Le navire est ici mouillé, — un bâtiment véronais. Michel Cassio, lieutenant du belliqueux More, Othello, — a débarqué ; le More lui-même est en mer — et vient à Chypre avec des pleins pouvoirs.

MONTANO.
— J’en suis content : c’est un digne gouverneur.

TROISIÈME GENTILHOMME.
— Mais ce même Cassio, tout en parlant avec satisfaction — du désastre des Turcs, paraît fort triste, — et prie pour le salut du More : car ils ont été séparés — au plus fort de cette sombre tempête.

MONTANO.
Fasse le ciel qu’il soit sauvé ! — J’ai servi sous lui, et l’homme commande — en parfait soldat… Eh bien, allons sur le rivage. — Nous verrons le vaisseau qui vient d’atterrir, — et nous chercherons des yeux le brave Othello — jusqu’au point où la mer et l’azur aérien — sont indistincts à nos regards.

TROISIÈME GENTILHOMME.
Oui, allons ! — Car chaque minute peut nous amener — un nouvel arrivage.

Arrive Cassio.

CASSIO, à Montano.
— Merci à vous, vaillant de cette île guerrière, — qui appréciez si bien le More ! Oh ! Puissent les cieux — le défendre contre les éléments, — car je l’ai perdu sur une dangereuse mer !

MONTANO.
Est-il sur un bon navire ?

CASSIO.
— Son bâtiment est fortement charpenté, et le pilote — a la réputation d’une expérience consommée. — Aussi mon espoir, loin d’être ivre-mort, — est-il raffermi par une saine confiance.

VOIX AU DEHORS.
Une Voile ! une voile ! une voile !

Arrive un autre gentilhomme.

CASSIO.
— Quel est ce bruit ?

QUATRIÈME GENTILHOMME.
— La Ville est déserte.
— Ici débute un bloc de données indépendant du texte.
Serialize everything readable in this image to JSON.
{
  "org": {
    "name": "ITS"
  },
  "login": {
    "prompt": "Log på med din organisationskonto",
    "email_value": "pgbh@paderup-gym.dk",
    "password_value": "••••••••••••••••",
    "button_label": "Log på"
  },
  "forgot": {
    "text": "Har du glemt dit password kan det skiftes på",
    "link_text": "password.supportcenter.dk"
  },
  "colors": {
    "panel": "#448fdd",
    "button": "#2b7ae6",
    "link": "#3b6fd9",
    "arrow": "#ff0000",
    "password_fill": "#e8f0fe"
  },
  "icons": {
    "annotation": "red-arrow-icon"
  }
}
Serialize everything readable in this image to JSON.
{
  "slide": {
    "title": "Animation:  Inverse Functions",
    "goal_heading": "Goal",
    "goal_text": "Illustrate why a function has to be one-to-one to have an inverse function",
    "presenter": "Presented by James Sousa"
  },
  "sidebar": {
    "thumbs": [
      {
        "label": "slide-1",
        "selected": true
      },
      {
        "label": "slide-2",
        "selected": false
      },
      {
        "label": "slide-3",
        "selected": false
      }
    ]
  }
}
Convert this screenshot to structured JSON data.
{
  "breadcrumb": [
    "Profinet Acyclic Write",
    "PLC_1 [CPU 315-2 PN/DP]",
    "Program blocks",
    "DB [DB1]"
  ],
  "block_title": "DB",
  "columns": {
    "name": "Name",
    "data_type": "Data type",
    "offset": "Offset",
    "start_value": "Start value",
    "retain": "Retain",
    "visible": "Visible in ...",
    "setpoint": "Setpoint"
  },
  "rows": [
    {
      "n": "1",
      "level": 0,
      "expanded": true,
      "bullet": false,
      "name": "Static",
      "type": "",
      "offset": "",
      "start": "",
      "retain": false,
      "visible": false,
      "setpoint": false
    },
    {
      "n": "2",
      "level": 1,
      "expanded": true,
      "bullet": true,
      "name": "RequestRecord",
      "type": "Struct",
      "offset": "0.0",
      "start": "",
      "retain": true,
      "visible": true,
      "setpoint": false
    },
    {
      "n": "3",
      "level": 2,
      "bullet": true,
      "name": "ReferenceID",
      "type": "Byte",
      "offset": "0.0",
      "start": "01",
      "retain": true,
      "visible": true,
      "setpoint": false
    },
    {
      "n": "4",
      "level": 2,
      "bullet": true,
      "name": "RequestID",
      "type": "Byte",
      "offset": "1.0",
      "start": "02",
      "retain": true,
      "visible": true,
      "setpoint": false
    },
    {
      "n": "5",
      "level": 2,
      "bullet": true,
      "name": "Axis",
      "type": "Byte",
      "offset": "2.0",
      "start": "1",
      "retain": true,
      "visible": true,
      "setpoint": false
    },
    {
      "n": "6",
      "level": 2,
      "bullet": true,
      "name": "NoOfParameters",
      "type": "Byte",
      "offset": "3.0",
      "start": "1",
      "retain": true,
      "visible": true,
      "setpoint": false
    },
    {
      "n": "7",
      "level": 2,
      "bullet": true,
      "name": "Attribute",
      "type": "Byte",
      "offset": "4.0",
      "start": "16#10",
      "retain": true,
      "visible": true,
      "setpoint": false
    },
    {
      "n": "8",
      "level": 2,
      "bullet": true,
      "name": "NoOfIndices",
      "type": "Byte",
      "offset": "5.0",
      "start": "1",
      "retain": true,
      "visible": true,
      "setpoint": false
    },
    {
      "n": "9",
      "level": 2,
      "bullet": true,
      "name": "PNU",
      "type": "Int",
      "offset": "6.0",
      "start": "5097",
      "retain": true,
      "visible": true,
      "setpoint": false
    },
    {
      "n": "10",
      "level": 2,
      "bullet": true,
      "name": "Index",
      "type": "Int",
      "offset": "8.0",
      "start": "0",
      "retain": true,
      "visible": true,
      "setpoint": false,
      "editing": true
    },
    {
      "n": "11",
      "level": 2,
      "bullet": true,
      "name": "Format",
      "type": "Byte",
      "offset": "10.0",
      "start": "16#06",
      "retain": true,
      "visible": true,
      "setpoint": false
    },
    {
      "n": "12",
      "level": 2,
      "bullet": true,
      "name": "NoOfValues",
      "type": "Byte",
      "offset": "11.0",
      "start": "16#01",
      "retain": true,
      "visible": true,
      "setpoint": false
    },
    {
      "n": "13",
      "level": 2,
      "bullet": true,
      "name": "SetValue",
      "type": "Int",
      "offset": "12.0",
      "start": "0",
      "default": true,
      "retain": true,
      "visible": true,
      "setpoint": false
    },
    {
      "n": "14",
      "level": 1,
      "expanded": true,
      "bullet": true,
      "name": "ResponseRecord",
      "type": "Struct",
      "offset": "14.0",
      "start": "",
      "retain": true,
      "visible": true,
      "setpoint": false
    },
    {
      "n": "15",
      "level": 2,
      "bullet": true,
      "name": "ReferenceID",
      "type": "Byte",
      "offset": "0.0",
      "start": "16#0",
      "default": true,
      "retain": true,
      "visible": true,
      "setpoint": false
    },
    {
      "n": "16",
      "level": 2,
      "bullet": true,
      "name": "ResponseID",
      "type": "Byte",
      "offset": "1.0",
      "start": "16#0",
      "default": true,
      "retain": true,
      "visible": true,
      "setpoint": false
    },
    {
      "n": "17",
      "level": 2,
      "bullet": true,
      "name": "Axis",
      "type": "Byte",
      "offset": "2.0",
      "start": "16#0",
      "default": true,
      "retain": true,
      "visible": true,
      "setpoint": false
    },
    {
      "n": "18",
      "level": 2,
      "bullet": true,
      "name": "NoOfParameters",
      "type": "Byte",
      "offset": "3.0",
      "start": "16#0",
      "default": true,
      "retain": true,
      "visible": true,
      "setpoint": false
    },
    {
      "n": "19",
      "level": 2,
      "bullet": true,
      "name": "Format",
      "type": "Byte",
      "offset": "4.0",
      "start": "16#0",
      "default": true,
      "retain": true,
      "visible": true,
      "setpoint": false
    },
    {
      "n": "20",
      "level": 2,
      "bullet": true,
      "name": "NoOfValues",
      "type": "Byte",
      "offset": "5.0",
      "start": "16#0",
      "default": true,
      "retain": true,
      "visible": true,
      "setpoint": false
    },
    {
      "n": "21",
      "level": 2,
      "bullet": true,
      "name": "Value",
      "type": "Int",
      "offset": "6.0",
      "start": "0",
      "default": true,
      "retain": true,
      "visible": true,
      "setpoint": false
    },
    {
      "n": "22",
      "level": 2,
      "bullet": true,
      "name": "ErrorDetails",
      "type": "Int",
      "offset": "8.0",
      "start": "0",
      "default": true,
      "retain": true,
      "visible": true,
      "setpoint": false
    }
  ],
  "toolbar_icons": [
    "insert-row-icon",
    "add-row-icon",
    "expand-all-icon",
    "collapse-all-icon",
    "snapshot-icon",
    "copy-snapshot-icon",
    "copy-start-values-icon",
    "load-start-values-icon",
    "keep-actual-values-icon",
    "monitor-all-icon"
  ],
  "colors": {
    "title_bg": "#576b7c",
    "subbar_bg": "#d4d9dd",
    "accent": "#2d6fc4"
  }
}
Sur le front de la mer — se pressent un tas de gens qui crient : Une voile !

CASSIO.
— Mes pressentiments me désignent là le gouverneur.

On entend le canon.

DEUXIÈME GENTILHOMME.
— Ils tirent la salve de courtoisie ; — ce sont des amis, en tout cas.

CASSIO, au deuxième gentilhomme.
Je vous en prie, Monsieur, partez — et revenez nous dire au juste qui vient d’arriver.

DEUXIÈME GENTILHOMME.
— J’y vais.

Il sort.

MONTANO, à Cassio.
— Ah çà ! bon lieutenant, votre général est-il marié ?

CASSIO.
— Oui, et très-heureusement : il a conquis une fille — qui égale les descriptions de la renommée en délire ; — une fille qui échappe au trait des plumes pittoresques, — et qui, dans l’étoffe essentielle de sa nature, — porte toutes les perfections… Eh bien ! Qui vient d’atterrir ?

Le deuxième gentilhomme rentre.

DEUXIÈME GENTILHOMME.
— C’est un certain Iago, enseigne du général.

CASSIO.
— Il a eu la plus favorable et la plus heureuse traversée. — Les tempêtes elles-mêmes, les hautes lames, les vents hurleurs, — les rocs hérissés, les bancs de sable, — ces traîtres embusqués pour arrêter la quille inoffensive, — ont, comme s’ils avaient le sentiment de la beauté, oublié — leurs instincts destructeurs et laissé passer saine et sauve — la divine Desdémona.

MONTANO.
Quelle est cette femme ?

CASSIO.
— C’est celle dont je parlais, le capitaine de notre grand capitaine ! — Celle qui, confiée aux soins du hardi Iago, — vient, en mettant pied à terre, de devancer notre pensée — par une traversée de sept jours… Grand Jupiter ! Protège Othello, — et enfle sa voile de ton souffle puissant. — Puisse-t-il vite réjouir cette baie de son beau navire, — revenir tout palpitant d’amour dans les bras de Desdémona, — et, rallumant la flamme dans nos esprits éteints, — rassurer Chypre tout entière !… Oh ! regardez !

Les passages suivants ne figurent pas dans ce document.